The Leges Edwardi is not directly based upon any known sources of preconquest laws, instead borrowing at times from a Frankish text. In the absence of evidence, scholars have debated the extent to which the earlier Danelaw may have influenced the Leges Edwardi. The treatise itself claimed that the origins of the murder fine could be traced back to Cnut. This fine was imposed on the entire vill or hundred whenever a Norman was found slain. The Leges Edwardi says the practice was first introduced by Cnut to protect the Danes from the English. This claim was accepted by the 13th century legal writer Bracton. Felix Liebermann has argued that the assertion of Danish origins was an invention intended to shift the blame for the fine to the previous Danish rulers, but other scholars have disputed this.
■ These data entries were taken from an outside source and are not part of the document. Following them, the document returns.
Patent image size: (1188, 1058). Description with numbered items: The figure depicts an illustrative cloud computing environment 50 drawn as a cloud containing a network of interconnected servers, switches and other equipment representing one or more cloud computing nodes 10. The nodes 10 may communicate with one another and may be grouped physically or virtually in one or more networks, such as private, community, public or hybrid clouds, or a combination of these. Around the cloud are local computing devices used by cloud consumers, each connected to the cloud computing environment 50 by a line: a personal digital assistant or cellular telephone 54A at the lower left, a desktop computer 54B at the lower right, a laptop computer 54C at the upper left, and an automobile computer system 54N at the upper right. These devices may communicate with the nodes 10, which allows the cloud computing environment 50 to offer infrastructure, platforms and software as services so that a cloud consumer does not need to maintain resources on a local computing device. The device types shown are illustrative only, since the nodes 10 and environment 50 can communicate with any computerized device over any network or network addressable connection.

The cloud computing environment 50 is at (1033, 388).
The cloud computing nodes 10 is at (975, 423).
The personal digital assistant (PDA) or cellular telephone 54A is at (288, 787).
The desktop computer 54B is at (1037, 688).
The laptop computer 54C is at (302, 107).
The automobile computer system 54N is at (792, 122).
The primary concerns of the text lay with the king's peace and the peace of the Holy Church, especially in the North Midlands and Yorkshire region bordering on the Danelaw. Although the emphasis is on common law, the same text shows that there were regional differences.

 [12] Pax regia multiplex est; alia data manu sua, quam Angli uocant kinges hand salde grid; [12a] alia die qua primum coronatus est, ipsa habet viii dies; in Natali Domini viii dies et octo dies Pasche et octo Pentecostes; [12b] alia per breue suum data; [12c] alia quam habent iiii chemini, id est Watlingestrete, Fosse, Hykenildstrete, Erningstrete, quorum duo in longitudinem regni, alii uero in latitudinem distenduntur.

"[12] There are many types of the king's peace; one is given by his hand, which the English call kinges hand salde grid; [12a] another [is given] on the day on which he is first crowned — this one lasts for eight days; at Christmas eight days and eight days at Easter and eight days at Pentecost; [12b] another is given by his writ; [12c] another which the four roads have, that is Watling Street, Fosse Way, Iknield Way, and Ermine Street, of which two extend for the length of the kingdom, the others across the width."

Other points of interest include references to the wapentake, the reeve of the riding, Peter's Pence, murder fines (murdrum), consciousness about England's Saxon heritage, and the legal position of Jews in England.

The most recent editor, Bruce O'Brien, has speculated that the popularity of the treatise may have been due to its portrayal of "a Norman king interested in preserving and maintaining" the native laws of the English nobility. The Leges Edwardi argues that what the work offers instead are "apparently original observations of and comments on the English law of the author's day."

==Influence==
Aided by the Confessor's legendary reputation as a lawgiver, the compilation enjoyed considerable interest in medieval England. The text is found in a large number of manuscripts. Four recensions have been distinguished, two of which are revisions with additional material being grafted on to the core of the text.

A version of the Leges Edwardi Confessoris was known to Henry de Bracton and to the barons and jurists responsible for Magna Carta.

In 17th century, during the controversy about the ancient constitution of England, Leges Edwardi Confessoris was frequently used as support for the antiquity of the House of Commons.